In last week’s exciting blog I wrote that William Faulkner was working at a lumber mill when he wrote As I Lay Dying in 1930. This was wrong. He had a job as a night-time coal-heaver at the local power station. Local being Oxford, Mississippi. I might be fun also to learn that his family said they didn’t want him writing his moronic novels under the family name; so he changed Falkner to Faulkner.
Also in a recent blog on the Milk Marketing Board “bull” should have read “cow” throughout.
I seem to have gotten praise everywhere for these books. It was pretty much the same with my first novel, Better Dead Than Red, published when I was still in my twenties and working as a humour-column-heaver at the Guardian. “Up there with Dr Strangelove,” the Guardian said.
And “A magnificent social and political satire,” said the Irish Times in a page-one review.
But the one I enjoyed the most was from the Daily Telegraph. I don’t read the Telegraph anymore, ever since I stopped writing amusing obituaries for it – when the Telegraph specialized in amusing obituaries.
In ye olde days when my first novel was published the Daily Telegraph was a most objectionable imitation fascist sheet. It appealed to a large readership by telling stories about how everyone was always doing and saying nasty things about England.
This, for some reason, cheered up Telegraph readers. They also thought “foreigners” when not being insulting were very funny.
In the novels that the Telegraph liked there was a former whodunit.
In my novel everyone was nasty and also funny. That was because I, a barefoot boy liberal with cheeks of tan, was destroying the extreme right-wing with savage satire.
I didn’t think it would be reviewed by the Telegraph, but there it was; reviewed by its Literary Editor just as if it were an important book.
There was one line in the review which I loved so much I considered getting it tattooed on my sit-upon.
“Sheer vulgarity,” it said, “covered with muck.”
I wanted to get that quoted in advertisements and in paperback and foreign editions.

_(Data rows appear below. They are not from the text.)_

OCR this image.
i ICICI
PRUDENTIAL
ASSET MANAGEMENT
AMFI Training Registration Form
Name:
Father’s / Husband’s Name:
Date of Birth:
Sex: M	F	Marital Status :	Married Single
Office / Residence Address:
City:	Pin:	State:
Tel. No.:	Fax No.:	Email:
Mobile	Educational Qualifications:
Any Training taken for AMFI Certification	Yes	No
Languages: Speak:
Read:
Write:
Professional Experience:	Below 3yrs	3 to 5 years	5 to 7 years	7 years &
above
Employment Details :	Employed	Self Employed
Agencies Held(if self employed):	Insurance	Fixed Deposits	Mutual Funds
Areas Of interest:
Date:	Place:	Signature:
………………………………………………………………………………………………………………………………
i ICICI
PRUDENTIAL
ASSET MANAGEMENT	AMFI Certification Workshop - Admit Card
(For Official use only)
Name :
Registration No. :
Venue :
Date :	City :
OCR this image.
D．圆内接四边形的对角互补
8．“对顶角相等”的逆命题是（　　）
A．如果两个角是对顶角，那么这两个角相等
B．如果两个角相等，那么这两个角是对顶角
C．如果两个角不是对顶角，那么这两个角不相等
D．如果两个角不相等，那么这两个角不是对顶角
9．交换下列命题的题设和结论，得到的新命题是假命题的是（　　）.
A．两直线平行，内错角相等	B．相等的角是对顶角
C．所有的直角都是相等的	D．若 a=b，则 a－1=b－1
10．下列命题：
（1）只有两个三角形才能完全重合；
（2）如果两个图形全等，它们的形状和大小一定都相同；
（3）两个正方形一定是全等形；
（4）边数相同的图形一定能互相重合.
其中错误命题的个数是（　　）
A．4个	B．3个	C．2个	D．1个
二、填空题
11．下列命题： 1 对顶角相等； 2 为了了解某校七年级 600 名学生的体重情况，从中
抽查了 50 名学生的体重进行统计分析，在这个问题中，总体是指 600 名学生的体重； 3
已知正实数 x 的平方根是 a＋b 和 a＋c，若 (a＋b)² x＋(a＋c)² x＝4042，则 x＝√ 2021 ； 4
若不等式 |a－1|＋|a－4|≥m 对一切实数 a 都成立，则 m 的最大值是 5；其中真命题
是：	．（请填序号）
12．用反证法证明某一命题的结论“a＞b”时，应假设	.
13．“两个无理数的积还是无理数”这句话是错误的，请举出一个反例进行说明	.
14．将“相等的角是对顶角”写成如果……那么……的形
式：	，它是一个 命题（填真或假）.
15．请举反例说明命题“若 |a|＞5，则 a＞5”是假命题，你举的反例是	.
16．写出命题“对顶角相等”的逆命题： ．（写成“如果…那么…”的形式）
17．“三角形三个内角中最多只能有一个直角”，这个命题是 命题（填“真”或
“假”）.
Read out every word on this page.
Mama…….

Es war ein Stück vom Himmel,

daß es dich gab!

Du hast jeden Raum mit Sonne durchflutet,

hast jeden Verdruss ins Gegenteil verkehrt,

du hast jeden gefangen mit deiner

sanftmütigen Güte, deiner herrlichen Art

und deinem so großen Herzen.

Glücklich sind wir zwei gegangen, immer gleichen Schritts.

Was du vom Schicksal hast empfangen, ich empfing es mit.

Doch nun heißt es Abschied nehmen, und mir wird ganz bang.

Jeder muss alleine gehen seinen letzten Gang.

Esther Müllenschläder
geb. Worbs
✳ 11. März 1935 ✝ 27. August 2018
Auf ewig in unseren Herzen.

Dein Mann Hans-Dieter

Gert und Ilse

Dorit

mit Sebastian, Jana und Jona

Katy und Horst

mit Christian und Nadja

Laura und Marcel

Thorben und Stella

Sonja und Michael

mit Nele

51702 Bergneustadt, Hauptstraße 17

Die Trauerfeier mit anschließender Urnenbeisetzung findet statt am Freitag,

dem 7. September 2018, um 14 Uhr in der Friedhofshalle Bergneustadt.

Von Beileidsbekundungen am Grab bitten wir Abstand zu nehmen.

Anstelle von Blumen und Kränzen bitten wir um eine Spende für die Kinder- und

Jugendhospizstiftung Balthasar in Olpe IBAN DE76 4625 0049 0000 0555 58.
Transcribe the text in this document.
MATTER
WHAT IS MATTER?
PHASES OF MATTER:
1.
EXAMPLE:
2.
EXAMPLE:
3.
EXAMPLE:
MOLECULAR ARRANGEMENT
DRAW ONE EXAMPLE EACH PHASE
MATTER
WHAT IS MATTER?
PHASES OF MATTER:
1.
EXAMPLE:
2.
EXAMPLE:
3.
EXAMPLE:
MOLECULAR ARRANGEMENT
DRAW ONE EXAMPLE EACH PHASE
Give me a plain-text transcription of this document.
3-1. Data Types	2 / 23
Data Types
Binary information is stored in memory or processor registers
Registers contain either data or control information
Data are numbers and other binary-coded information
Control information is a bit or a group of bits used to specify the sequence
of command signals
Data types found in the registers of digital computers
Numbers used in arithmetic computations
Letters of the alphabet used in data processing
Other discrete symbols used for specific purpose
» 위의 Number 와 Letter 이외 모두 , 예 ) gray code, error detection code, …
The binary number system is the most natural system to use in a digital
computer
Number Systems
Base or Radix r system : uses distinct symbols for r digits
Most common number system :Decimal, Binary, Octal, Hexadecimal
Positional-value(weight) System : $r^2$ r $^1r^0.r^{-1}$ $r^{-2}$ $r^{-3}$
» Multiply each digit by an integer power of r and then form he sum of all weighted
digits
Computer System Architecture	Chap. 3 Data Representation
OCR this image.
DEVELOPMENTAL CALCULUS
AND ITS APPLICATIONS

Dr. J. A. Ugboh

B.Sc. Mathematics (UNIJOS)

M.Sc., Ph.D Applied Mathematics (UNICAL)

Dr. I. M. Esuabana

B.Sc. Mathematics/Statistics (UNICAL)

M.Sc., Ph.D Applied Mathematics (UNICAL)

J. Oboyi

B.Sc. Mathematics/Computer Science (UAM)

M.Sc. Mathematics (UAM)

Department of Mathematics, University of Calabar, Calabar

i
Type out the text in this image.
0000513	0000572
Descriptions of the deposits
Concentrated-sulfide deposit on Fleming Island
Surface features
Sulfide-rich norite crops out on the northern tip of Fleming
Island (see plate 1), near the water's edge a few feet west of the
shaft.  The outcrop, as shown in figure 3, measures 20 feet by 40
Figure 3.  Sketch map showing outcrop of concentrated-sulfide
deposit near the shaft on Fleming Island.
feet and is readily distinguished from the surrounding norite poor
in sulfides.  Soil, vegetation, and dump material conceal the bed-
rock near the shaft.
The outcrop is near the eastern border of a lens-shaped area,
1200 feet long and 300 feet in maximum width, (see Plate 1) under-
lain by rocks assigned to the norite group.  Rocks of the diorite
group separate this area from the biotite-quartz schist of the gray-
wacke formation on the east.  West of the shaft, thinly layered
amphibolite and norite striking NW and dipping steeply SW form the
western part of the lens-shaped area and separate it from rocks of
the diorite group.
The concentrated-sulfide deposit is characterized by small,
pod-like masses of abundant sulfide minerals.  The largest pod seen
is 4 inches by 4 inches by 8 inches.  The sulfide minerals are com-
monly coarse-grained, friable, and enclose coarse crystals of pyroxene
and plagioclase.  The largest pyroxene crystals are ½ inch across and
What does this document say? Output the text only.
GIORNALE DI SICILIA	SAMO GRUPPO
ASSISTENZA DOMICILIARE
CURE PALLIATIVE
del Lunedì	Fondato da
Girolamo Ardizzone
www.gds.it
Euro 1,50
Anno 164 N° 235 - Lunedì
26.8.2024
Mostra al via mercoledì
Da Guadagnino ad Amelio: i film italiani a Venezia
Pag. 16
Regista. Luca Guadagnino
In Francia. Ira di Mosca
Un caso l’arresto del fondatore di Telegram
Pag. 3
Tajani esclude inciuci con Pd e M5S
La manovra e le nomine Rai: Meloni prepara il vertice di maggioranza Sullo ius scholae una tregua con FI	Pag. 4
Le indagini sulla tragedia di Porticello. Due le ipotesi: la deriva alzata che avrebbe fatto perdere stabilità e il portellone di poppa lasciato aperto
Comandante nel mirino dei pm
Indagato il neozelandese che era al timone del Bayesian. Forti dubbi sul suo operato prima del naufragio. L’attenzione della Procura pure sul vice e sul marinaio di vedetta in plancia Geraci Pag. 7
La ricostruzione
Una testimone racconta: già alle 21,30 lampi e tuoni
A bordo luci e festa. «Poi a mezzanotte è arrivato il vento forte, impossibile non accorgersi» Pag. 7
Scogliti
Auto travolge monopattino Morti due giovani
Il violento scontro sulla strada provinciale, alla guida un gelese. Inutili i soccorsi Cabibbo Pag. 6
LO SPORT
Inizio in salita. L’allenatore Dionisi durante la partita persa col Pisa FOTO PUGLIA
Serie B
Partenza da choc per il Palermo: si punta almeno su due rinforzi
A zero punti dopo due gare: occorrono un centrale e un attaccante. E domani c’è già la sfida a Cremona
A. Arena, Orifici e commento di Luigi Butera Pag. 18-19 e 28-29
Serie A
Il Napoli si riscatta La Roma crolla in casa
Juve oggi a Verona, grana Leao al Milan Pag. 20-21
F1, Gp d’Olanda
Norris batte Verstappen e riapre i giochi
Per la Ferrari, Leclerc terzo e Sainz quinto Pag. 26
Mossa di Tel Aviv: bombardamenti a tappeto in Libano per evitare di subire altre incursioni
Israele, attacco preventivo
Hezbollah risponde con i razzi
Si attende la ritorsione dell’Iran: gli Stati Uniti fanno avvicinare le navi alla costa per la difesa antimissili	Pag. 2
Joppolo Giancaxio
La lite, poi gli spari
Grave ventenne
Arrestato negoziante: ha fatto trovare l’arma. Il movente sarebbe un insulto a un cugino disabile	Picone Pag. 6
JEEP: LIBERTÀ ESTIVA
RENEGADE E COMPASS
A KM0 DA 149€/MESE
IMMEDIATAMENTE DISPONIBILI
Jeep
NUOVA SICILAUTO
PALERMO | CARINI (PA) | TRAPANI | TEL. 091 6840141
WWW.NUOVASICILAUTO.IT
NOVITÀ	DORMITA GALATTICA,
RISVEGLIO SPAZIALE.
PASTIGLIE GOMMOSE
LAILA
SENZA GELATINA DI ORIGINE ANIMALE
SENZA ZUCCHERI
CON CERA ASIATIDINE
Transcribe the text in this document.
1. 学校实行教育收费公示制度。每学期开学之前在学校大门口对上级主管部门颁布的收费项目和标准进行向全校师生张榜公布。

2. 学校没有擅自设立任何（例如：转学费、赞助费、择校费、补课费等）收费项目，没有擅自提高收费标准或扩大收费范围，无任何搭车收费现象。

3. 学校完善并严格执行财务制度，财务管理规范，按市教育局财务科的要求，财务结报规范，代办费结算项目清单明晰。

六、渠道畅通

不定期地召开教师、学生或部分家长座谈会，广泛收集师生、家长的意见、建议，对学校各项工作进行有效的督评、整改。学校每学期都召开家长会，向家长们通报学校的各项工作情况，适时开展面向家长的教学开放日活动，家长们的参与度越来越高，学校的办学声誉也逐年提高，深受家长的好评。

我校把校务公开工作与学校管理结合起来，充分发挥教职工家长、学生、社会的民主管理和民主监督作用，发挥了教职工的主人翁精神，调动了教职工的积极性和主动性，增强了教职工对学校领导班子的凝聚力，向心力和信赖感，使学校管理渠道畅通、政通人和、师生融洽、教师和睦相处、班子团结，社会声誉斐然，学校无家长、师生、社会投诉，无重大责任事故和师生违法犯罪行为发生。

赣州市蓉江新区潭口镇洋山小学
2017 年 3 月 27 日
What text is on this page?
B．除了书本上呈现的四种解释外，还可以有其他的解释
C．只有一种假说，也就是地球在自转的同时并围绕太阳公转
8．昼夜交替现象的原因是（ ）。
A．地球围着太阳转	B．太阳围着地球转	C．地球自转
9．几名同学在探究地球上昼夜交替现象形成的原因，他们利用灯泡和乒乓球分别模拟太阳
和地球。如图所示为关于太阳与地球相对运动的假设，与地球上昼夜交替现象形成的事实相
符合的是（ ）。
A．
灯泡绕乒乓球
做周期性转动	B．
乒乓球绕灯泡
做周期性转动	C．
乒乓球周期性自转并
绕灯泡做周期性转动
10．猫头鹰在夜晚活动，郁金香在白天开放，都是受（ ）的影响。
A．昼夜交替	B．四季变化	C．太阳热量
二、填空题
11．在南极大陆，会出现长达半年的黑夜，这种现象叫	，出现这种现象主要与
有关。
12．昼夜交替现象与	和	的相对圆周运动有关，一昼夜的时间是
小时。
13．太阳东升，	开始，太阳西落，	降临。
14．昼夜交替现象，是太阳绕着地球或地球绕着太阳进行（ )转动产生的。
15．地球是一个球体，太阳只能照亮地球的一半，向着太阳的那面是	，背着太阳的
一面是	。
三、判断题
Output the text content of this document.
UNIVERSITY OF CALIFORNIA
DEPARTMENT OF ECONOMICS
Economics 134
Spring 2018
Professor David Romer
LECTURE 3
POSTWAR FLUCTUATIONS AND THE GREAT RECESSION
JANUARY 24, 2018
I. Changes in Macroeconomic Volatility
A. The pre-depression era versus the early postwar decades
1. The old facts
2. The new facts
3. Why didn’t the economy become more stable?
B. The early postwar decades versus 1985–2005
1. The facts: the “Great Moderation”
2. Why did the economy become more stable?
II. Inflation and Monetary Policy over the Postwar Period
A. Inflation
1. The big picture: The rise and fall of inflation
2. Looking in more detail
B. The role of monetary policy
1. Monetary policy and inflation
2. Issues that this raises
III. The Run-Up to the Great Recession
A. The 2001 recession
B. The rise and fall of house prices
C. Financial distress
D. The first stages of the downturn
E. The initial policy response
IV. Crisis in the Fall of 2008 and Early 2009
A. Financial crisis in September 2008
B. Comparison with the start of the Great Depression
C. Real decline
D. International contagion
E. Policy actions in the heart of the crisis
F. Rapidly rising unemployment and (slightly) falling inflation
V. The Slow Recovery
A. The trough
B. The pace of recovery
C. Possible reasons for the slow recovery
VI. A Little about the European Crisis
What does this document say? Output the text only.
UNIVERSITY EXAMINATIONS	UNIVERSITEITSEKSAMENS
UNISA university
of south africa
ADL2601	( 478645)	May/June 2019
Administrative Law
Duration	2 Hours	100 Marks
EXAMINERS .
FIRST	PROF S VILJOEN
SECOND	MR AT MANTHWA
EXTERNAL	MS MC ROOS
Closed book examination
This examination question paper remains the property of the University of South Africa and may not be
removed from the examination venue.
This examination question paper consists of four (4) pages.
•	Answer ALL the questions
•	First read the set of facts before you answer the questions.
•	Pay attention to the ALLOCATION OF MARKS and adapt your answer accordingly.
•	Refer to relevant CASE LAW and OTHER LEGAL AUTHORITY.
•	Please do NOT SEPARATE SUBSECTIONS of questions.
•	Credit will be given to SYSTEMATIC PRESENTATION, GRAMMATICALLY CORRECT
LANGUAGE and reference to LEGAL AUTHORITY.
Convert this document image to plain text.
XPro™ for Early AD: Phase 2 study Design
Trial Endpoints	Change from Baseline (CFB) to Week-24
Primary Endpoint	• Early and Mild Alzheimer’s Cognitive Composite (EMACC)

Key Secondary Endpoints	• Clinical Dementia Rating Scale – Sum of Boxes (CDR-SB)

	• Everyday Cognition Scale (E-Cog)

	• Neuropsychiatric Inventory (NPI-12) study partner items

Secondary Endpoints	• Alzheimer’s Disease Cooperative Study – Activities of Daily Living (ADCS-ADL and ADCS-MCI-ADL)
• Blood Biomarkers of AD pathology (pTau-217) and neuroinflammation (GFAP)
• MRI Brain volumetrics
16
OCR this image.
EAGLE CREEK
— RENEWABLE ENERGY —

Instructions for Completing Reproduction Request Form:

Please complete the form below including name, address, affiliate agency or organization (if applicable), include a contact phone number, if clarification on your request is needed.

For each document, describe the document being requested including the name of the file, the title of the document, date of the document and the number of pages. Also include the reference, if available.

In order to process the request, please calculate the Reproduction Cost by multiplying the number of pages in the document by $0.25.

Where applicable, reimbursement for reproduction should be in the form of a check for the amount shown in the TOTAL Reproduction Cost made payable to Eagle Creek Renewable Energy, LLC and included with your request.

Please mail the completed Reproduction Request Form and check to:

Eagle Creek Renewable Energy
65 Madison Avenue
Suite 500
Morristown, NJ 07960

Unfortunately the various publishers were not bored by reading glowing reviews.
The German edition, translated by the linguistic genius who also translated James Joyce into German, got an amazing review. “The best thing about this novel,” it wrote, “is the photograph on the back cover of the Adonis who wrote it.”
Apparently 16 blondes in downtown Frankfurt fainted just looking at my young and lovely self.
I am now ending my career as a blogman.